Even with the looming state of economies, investors believe that gold can excel in the financial market. Understandably, since economies are unpredictable, the public easily loses its comfort zone especially in dealing with paper money. As long as the inflation shows erratic changes, investors will be cautious in investing their money.
Gold, as an international asset, can withstand major global economic crises. Although banks no longer sell gold coins; there are collectors and trusted online traders, who are still willing to do business. Banks are not the place to go to, though. Gold coin movements are rare even within the central banking system.
Gold is the forerunner of trading and paper money falls way behind when it comes to performance.
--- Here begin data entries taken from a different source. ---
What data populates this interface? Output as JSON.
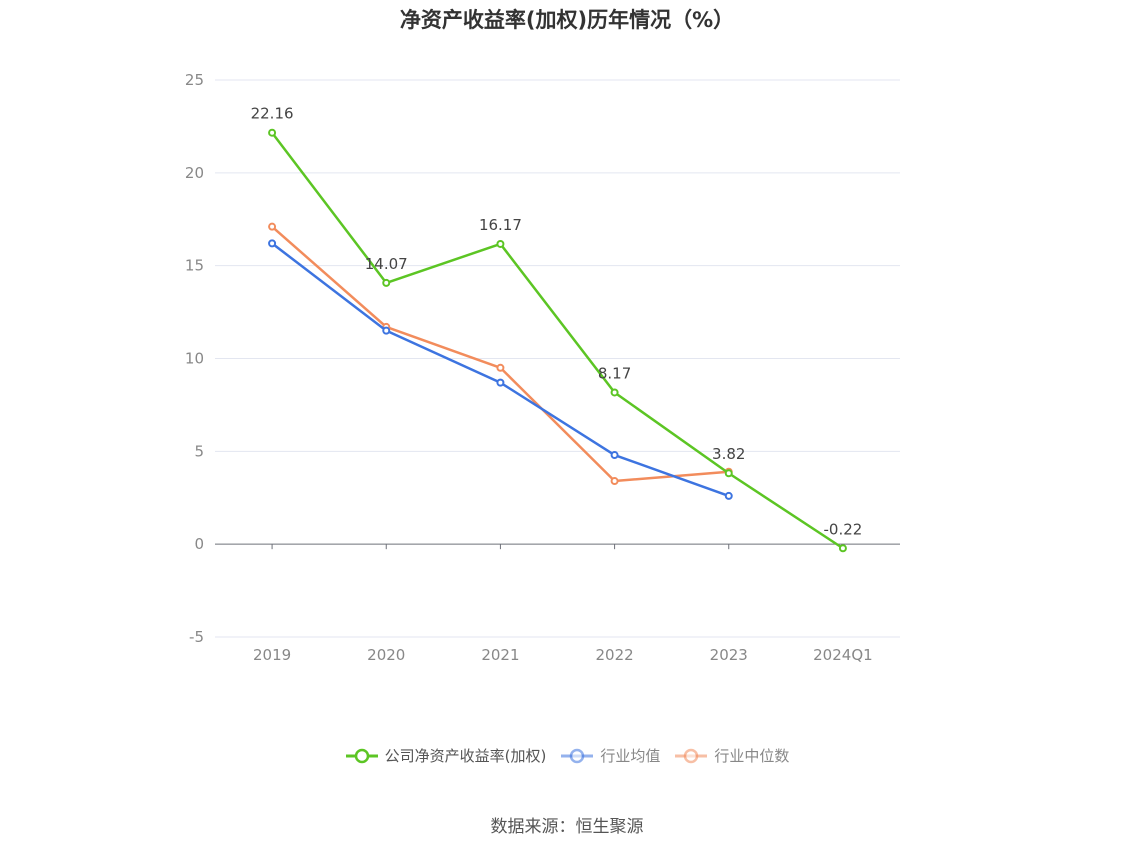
{
  "chart_data": {
    "type": "line",
    "title": "净资产收益率(加权)历年情况（%）",
    "categories": [
      "2019",
      "2020",
      "2021",
      "2022",
      "2023",
      "2024Q1"
    ],
    "ylim": [
      -5,
      25
    ],
    "yticks": [
      -5,
      0,
      5,
      10,
      15,
      20,
      25
    ],
    "grid": true,
    "legend_position": "bottom",
    "series": [
      {
        "name": "公司净资产收益率(加权)",
        "color": "#5cc524",
        "values": [
          22.16,
          14.07,
          16.17,
          8.17,
          3.82,
          -0.22
        ],
        "labels": [
          "22.16",
          "14.07",
          "16.17",
          "8.17",
          "3.82",
          "-0.22"
        ]
      },
      {
        "name": "行业均值",
        "color": "#3d74e0",
        "values": [
          16.2,
          11.5,
          8.7,
          4.8,
          2.6,
          null
        ]
      },
      {
        "name": "行业中位数",
        "color": "#f28c5c",
        "values": [
          17.1,
          11.7,
          9.5,
          3.4,
          3.9,
          null
        ]
      }
    ]
  },
  "source": "数据来源：恒生聚源"
}
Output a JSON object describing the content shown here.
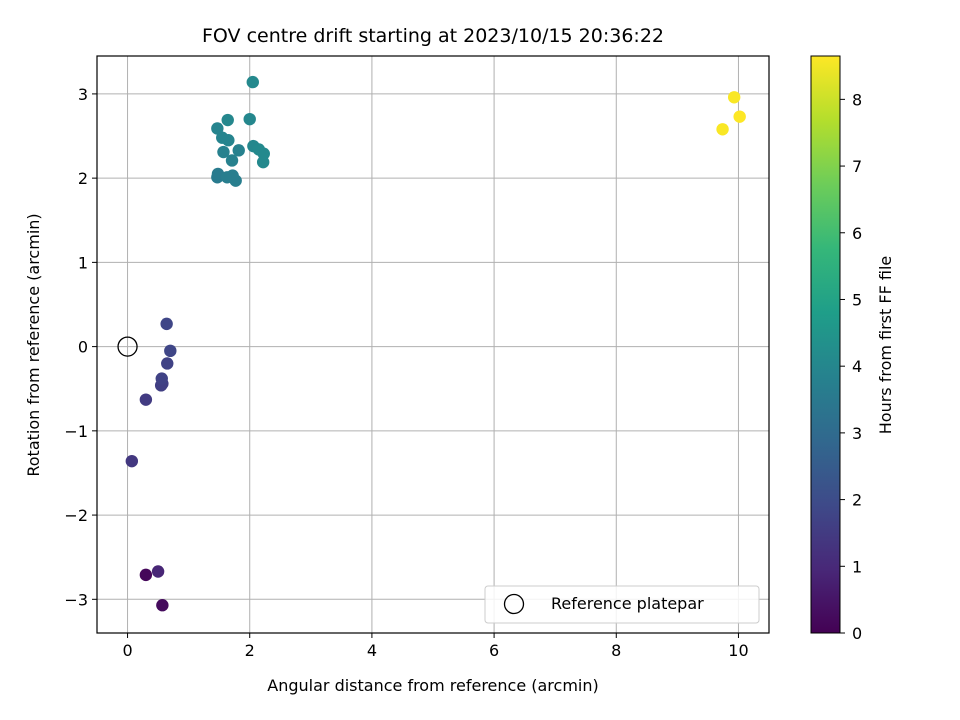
{
  "chart_data": {
    "type": "scatter",
    "title": "FOV centre drift starting at 2023/10/15 20:36:22",
    "xlabel": "Angular distance from reference (arcmin)",
    "ylabel": "Rotation from reference (arcmin)",
    "xlim": [
      -0.5,
      10.5
    ],
    "ylim": [
      -3.4,
      3.45
    ],
    "xticks": [
      0,
      2,
      4,
      6,
      8,
      10
    ],
    "xtick_labels": [
      "0",
      "2",
      "4",
      "6",
      "8",
      "10"
    ],
    "yticks": [
      -3,
      -2,
      -1,
      0,
      1,
      2,
      3
    ],
    "ytick_labels": [
      "−3",
      "−2",
      "−1",
      "0",
      "1",
      "2",
      "3"
    ],
    "grid": true,
    "legend_position": "lower-right",
    "colorbar": {
      "label": "Hours from first FF file",
      "range": [
        0,
        8.65
      ],
      "colormap": "viridis",
      "ticks": [
        0,
        1,
        2,
        3,
        4,
        5,
        6,
        7,
        8
      ],
      "tick_labels": [
        "0",
        "1",
        "2",
        "3",
        "4",
        "5",
        "6",
        "7",
        "8"
      ]
    },
    "series": [
      {
        "name": "Reference platepar",
        "marker": "hollow-circle",
        "color": "#000000",
        "points": [
          {
            "x": 0,
            "y": 0
          }
        ]
      },
      {
        "marker": "filled-circle",
        "colored_by": "hours",
        "points": [
          {
            "x": 0.3,
            "y": -2.71,
            "c": 0.15
          },
          {
            "x": 0.57,
            "y": -3.07,
            "c": 0.25
          },
          {
            "x": 0.5,
            "y": -2.67,
            "c": 0.9
          },
          {
            "x": 0.07,
            "y": -1.36,
            "c": 1.4
          },
          {
            "x": 0.3,
            "y": -0.63,
            "c": 1.5
          },
          {
            "x": 0.55,
            "y": -0.46,
            "c": 1.6
          },
          {
            "x": 0.57,
            "y": -0.44,
            "c": 1.6
          },
          {
            "x": 0.56,
            "y": -0.38,
            "c": 1.7
          },
          {
            "x": 0.65,
            "y": -0.2,
            "c": 1.7
          },
          {
            "x": 0.7,
            "y": -0.05,
            "c": 1.8
          },
          {
            "x": 0.64,
            "y": 0.27,
            "c": 1.8
          },
          {
            "x": 1.47,
            "y": 2.01,
            "c": 3.6
          },
          {
            "x": 1.48,
            "y": 2.05,
            "c": 3.6
          },
          {
            "x": 1.63,
            "y": 2.01,
            "c": 3.7
          },
          {
            "x": 1.72,
            "y": 2.03,
            "c": 3.7
          },
          {
            "x": 1.77,
            "y": 1.97,
            "c": 3.7
          },
          {
            "x": 1.71,
            "y": 2.21,
            "c": 3.8
          },
          {
            "x": 1.57,
            "y": 2.31,
            "c": 3.8
          },
          {
            "x": 1.82,
            "y": 2.33,
            "c": 3.8
          },
          {
            "x": 1.55,
            "y": 2.48,
            "c": 3.9
          },
          {
            "x": 1.65,
            "y": 2.45,
            "c": 3.9
          },
          {
            "x": 1.47,
            "y": 2.59,
            "c": 3.9
          },
          {
            "x": 1.64,
            "y": 2.69,
            "c": 4.0
          },
          {
            "x": 2.0,
            "y": 2.7,
            "c": 4.0
          },
          {
            "x": 2.06,
            "y": 2.38,
            "c": 4.0
          },
          {
            "x": 2.15,
            "y": 2.34,
            "c": 4.1
          },
          {
            "x": 2.23,
            "y": 2.29,
            "c": 4.1
          },
          {
            "x": 2.22,
            "y": 2.19,
            "c": 4.1
          },
          {
            "x": 2.05,
            "y": 3.14,
            "c": 4.1
          },
          {
            "x": 9.74,
            "y": 2.58,
            "c": 8.6
          },
          {
            "x": 9.93,
            "y": 2.96,
            "c": 8.6
          },
          {
            "x": 10.02,
            "y": 2.73,
            "c": 8.65
          }
        ]
      }
    ]
  }
}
To control these movements, banks express their preference towards paper money.
Since, having a Gold Eagle Coin is a major investment, even bank officers are inclined to hold these for their own collection. These gold coins are valuable investments. Apart form being an object of history, certified gold coins, are magnets to coin collectors. Deciphering the value of gold coins as part of history and its actual worth now can be overwhelming. Moreover, authentic coins can be unique heirlooms which may be passed on to future generations.
The distaste of the Central Bank in selling the Gold Eagle Coin can be attributed to a muddled history of forced acquisitions from private parties. Everyone mistakenly thought gold coins were money, and used them as such. This confusion made government impotent to make changes in their financial investments. Gold confiscation immediately followed to salvage the financial institutions. Until the onset of 1999.
An agreement was formed known as the Central Bank Gold Agreement. European central banks re-affirmed the agreement pertaining to the gold reserves. The period was marked by increasing concern that uncoordinated central bank gold sales tended to destabilize the gold market and drive gold price down.
Central banks in Western Europe managed to accumulate 33,000 tons of gold. This prompted central banks to amplify their gold trading faculties since a lot can still be disposed of.
Third world countries were affected by the reservations of central banks with their gold trading. The Agreement on Gold further intensified the belief that gold reserves are important in the monetary cycle. The agreement required the banks to restrict sales within a 5-year time frame and to show records of all of their transactions. The WAG was extended until 2004, thereby limiting Gold Eagle Coin sales by central banks.